OBJECTIVES: To evaluate the clinical prognostic value of the core circadian transcription factor brain and muscle ARNT-like 1 (BMAL1) in sepsis-induced acute lung injury (SI-ALI) and explore its mechanistic role in orchestrating organellar homeostasis and macrophage resilience.
DESIGN: Prospective clinical cohort study and randomized blinded preclinical laboratory investigation.
SETTING: ICU and research laboratory of Renmin Hospital of Wuhan University.
SUBJECTS: Thirty patients with SI-ALI and 12 healthy controls; adult male C57BL/6 mice and mouse alveolar macrophage cell line (MH-S) alveolar macrophages.
INTERVENTIONS: Clinical monitoring of BMAL1, clock circadian regulator (CLOCK) genes, and hormones. Murine cecal ligation and puncture models, lipopolysaccharide treated MH-S cell treated with nobiletin, small interfering RNA-mediated knockdown of BMAL1, and pharmacological modulators of endoplasmic reticulum (ER)-phagy.
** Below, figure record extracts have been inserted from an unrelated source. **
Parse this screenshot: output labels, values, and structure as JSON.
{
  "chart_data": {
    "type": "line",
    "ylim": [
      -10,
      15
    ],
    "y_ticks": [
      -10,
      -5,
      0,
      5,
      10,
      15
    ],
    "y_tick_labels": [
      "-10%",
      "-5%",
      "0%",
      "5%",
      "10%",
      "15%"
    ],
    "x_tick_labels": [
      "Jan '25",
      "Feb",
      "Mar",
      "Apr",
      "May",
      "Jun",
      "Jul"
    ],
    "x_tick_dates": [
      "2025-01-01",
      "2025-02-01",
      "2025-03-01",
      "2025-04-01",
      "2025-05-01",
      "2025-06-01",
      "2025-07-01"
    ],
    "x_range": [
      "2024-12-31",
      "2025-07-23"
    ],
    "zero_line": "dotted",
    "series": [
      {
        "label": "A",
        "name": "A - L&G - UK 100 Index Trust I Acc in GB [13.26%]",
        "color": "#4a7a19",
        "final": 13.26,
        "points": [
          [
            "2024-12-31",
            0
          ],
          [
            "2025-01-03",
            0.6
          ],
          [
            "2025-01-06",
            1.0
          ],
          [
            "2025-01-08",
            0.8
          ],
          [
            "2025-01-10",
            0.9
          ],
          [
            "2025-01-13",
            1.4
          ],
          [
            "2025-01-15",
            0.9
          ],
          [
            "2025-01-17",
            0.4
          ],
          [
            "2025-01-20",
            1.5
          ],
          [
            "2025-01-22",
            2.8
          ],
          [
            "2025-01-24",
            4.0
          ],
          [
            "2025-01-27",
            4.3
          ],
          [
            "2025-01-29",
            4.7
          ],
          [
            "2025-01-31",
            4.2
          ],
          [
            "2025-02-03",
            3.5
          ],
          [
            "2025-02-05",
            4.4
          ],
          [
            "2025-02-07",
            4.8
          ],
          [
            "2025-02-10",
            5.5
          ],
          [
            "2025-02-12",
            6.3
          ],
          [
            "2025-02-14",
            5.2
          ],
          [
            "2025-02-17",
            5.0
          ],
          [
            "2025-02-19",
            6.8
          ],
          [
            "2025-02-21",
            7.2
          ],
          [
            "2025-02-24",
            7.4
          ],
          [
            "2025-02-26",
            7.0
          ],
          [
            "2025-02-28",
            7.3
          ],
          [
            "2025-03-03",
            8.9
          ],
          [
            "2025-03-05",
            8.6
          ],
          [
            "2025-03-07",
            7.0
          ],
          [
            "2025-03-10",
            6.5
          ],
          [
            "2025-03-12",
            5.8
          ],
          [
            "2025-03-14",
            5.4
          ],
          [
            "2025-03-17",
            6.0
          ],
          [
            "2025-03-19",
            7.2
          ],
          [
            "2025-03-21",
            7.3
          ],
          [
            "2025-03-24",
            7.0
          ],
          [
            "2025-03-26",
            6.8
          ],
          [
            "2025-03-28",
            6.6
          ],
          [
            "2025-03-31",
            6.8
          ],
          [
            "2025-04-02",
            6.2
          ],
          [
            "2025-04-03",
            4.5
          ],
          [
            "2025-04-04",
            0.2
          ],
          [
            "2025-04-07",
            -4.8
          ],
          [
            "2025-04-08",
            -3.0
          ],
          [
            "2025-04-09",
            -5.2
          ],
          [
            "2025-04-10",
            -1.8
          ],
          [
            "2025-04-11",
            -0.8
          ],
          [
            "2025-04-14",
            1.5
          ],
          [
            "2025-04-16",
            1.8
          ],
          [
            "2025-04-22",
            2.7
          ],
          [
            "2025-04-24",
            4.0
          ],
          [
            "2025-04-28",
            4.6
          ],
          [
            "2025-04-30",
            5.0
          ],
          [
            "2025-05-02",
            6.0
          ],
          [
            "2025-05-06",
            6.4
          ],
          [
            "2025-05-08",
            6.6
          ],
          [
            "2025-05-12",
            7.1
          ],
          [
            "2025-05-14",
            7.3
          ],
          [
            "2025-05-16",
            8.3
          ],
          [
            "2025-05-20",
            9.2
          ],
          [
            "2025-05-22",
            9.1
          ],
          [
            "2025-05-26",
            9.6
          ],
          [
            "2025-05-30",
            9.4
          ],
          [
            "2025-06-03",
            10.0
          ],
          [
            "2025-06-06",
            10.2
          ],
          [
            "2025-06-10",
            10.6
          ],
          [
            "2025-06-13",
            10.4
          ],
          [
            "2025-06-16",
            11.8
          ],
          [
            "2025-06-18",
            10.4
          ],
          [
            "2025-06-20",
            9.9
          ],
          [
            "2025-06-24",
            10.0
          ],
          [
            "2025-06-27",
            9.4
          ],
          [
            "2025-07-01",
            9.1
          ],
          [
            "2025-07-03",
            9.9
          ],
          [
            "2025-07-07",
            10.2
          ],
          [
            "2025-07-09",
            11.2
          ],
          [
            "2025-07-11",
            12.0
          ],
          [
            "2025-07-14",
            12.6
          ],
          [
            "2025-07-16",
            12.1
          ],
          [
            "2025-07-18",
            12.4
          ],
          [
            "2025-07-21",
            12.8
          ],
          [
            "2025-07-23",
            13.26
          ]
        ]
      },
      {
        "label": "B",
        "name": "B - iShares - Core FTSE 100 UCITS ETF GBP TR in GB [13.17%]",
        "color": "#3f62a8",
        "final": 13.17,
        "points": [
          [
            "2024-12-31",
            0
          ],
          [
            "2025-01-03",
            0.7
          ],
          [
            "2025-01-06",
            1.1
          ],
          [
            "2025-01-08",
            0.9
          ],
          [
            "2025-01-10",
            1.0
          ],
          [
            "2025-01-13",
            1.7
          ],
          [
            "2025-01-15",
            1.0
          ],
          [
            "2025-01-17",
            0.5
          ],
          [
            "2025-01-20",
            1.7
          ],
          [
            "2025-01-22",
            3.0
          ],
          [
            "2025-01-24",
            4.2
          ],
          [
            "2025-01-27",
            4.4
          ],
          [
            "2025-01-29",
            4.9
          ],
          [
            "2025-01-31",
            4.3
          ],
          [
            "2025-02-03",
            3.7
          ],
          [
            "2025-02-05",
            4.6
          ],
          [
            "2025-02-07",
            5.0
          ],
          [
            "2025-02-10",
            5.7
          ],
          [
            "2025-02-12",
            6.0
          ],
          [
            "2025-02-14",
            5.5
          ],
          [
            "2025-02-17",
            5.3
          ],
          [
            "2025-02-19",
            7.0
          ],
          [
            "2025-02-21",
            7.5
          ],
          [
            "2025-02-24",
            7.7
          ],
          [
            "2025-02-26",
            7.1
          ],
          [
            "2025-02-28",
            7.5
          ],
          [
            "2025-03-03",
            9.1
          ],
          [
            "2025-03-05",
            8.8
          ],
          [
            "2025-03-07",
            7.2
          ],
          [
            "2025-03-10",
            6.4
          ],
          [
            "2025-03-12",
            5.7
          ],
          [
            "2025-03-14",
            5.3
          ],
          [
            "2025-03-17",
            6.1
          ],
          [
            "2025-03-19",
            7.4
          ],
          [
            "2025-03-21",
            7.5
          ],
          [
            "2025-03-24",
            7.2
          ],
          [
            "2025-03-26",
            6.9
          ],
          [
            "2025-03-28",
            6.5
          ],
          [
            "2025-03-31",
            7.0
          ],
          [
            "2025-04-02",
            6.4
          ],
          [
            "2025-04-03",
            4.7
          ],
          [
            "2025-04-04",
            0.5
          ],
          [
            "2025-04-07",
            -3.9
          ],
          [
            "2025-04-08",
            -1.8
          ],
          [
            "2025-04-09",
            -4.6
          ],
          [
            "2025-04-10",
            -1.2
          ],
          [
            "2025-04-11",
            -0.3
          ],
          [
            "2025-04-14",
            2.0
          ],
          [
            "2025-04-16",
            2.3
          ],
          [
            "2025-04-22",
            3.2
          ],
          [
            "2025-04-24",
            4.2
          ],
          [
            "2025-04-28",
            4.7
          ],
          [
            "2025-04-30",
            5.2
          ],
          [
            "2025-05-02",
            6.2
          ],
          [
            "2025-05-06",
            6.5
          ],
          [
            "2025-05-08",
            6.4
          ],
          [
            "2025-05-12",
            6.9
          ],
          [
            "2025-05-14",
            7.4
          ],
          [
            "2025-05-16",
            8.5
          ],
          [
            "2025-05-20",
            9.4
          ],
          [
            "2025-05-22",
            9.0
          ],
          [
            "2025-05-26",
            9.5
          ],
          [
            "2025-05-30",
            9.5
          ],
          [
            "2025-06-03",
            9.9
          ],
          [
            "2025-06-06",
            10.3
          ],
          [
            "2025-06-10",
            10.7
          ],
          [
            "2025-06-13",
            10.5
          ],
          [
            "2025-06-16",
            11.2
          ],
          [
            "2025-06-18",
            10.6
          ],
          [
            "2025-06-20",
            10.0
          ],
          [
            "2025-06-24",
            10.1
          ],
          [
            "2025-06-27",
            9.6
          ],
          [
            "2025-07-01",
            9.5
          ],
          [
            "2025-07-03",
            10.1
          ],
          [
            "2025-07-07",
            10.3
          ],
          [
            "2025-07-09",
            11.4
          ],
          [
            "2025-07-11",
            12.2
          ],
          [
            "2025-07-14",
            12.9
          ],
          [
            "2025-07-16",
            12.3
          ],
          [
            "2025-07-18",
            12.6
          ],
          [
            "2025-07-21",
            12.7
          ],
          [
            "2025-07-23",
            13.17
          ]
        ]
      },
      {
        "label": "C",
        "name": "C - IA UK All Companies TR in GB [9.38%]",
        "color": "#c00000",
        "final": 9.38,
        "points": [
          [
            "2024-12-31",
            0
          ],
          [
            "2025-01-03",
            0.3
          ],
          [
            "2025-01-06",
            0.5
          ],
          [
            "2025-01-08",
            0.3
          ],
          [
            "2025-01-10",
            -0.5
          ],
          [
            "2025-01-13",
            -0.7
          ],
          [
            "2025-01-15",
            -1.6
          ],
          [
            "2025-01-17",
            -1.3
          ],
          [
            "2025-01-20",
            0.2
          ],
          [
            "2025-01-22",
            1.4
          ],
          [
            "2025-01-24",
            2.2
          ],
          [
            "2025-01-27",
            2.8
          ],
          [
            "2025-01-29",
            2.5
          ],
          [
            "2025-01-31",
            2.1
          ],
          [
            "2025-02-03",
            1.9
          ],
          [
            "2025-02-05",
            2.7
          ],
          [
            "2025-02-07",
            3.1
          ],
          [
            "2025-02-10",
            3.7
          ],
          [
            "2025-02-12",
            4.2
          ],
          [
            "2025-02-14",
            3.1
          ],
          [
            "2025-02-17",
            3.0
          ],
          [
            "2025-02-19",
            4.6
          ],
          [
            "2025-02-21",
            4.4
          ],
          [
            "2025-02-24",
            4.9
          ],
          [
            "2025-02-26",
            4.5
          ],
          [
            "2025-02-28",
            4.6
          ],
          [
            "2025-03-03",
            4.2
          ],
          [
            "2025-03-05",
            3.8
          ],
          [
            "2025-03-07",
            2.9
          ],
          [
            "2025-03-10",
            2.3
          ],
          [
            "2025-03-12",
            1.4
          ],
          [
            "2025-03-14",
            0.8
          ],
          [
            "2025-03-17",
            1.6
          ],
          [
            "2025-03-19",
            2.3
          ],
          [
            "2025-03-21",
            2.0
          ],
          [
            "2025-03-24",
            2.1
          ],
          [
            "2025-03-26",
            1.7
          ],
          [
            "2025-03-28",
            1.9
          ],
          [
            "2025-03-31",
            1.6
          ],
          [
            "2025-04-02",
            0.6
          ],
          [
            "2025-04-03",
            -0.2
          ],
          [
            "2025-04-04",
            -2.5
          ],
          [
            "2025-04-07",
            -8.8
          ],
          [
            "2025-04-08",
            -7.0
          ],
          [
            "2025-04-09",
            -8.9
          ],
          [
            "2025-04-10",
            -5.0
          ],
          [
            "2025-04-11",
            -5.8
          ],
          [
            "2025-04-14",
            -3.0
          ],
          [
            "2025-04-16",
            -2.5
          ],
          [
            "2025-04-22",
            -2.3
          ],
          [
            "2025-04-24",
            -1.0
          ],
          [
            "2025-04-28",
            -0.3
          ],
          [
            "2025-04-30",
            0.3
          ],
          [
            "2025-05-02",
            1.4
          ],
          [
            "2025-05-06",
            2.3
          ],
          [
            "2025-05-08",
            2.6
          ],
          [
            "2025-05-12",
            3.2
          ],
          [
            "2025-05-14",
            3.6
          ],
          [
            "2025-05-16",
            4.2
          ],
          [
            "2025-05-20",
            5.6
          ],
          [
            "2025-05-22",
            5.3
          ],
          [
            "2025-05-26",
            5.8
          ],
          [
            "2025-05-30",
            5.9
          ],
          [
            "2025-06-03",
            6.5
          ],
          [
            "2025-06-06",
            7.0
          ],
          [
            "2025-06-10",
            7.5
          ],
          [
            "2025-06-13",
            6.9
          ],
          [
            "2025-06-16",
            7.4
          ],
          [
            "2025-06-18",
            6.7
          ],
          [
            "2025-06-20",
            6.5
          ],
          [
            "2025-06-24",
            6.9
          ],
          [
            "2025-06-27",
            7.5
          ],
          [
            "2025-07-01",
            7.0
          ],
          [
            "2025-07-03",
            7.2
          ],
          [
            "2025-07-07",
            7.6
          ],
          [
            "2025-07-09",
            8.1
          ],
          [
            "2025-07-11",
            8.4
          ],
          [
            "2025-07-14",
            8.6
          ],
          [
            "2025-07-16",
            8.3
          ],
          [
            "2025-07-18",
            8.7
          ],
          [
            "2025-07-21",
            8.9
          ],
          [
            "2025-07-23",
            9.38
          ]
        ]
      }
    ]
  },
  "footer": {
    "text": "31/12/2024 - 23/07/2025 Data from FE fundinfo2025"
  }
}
MEASUREMENTS AND MAIN RESULTS: Patients with SI-ALI exhibited profound circadian arrhythmia with significantly reduced expression of BMAL1 and CLOCK. BMAL1 levels were significantly lower in nonsurvivors and served as a robust predictor of 28-day mortality (area under the curve = 0.8177), showing a significant negative correlation with Sequential Organ Failure Assessment scores. In preclinical models, pharmacological activation of BMAL1 via nobiletin significantly mitigated lung histopathological damage, improved 5-day survival, and enhanced macrophage phagocytic and bactericidal activity. Mechanistically, BMAL1 deficiency impaired family with sequence similarity 134, member B-mediated ER-phagy, leading to inositol-requiring enzyme 1 increased and NADH:ubiquinone oxidoreductase core subunit V1, ATP synthase F1 subunit alpha, and seahorse-derived respiration/adenosine triphosphate production decreased. Nobiletin rescued these organellar defects in a BMAL1-dependent manner.
CONCLUSIONS: BMAL1 is a master regulator of cellular homeostasis in SI-ALI. It protects against lung injury by orchestrating a coordinated response between ER-phagy and mitochondrial metabolism. BMAL1 represents a clinically valuable prognostic biomarker and a potential therapeutic target for SI-ALI.